Эта фраза вернула Элен с небес на землю.
— Что, простите?
— Замок. У вас было много вопросов о замке. Или вы побеседуете с теперешним сокольничим? Он может во всех подробностях рассказать о новом сезоне.
Все еще занятая своими мыслями, Элен сказала:
— Да, конечно, вы правы.
— У вас что-то случилось? — Голос Торальфа звучал обеспокоенно.
— Да... я немного растеряна. Один ноль в вашу пользу!
Торальф засмеялся.
— Почему же?
— Знаете, герр Ганзен, мне нечасто приходится общаться с сокольничими. Я слегка волнуюсь. Потеряла нить разговора.
— Да ничего особенного тут нет. Ваша профессия тоже очень интересная. Но вы мало об этом говорите.
— А вы разве спрашивали? — Элен оживилась.
Теперь он засмеялся:
— Да, ловкости вам не занимать. Бьете меня моим же оружием.
— Что вы имеете в виду? — Элен не могла не улыбнуться. У него был такой искренний смех, который ее очень тронул.
— Я в начале нашего разговора спросил у вас то же самое.
Элен очень удивило, что он об этом помнит. Ей было приятно. Но внимательным Торальф показался ей еще при первой встрече.

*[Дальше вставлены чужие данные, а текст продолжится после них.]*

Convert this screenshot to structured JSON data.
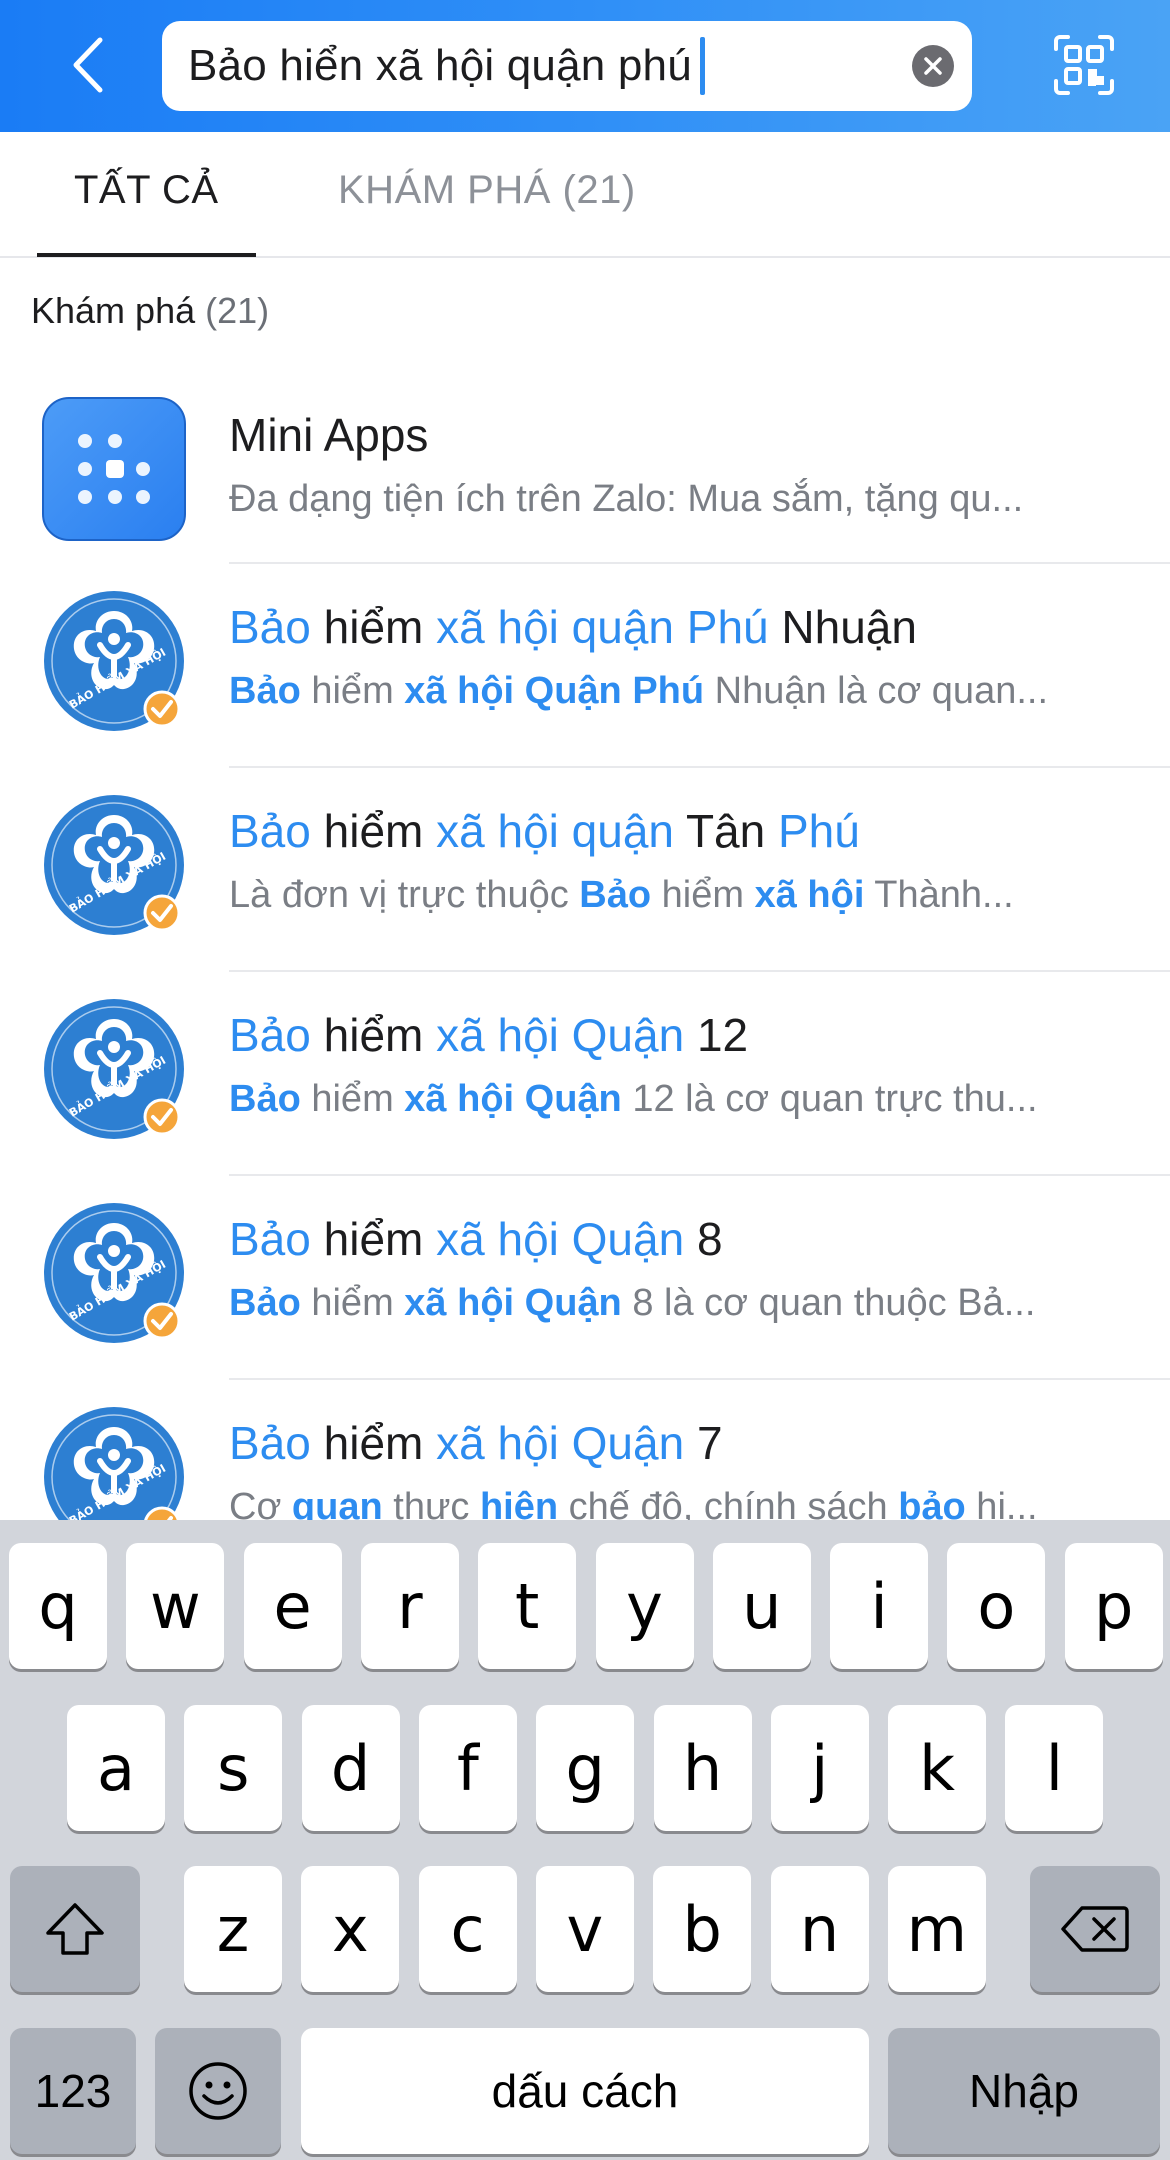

За годы работы журналистом Элен научилась спокойно и ровно разговаривать с главными редакторами газет и журналов, шеф-редакторами, представителями других СМИ. Это стало частью ее жизни. Каждый играл свою роль как умел. Разговоры сводились к обмену жестами и фразами, и по их окончанию каждый чувствовал себя победителем.
С Торальфом они общались на совершенно другом уровне. Она как будто ходила по лезвию ножа, все время опасаясь, что ее аргументы окажутся неубедительными. То, что ей удалось завязать столь продолжительный разговор с Торальфом, в финале которого он еще и от души смеялся, она восприняла как победу. Ей удалось очаровать мужчину, пустив в ход обаяние. Но было и что-то еще. Много раз во время разговора она ловила себя на мысли, что ей нравится его естественность. А он как будто точно знал, за какие ниточки нужно дергать. Он делал паузы, чтобы она могла прочувствовать каждый момент.
Ей вот уже несколько минут хотелось сказать ему об этом. Но слова застревали в горле, ей не хватало смелости. Она решила не рисковать.
— Вы очень приятный мужчина, герр Ганзен. — Сказав это, она напряглась, ожидая ответа.
Он немного помолчал и сказал:
— Спасибо. Могу ответить только встречным комплиментом. Вы очень симпатичная и интересная женщина.
Элен покраснела. Слава Богу, он не мог этого видеть.
— Я отвлекла вас от работы. Но, если позволите, я еще позвоню.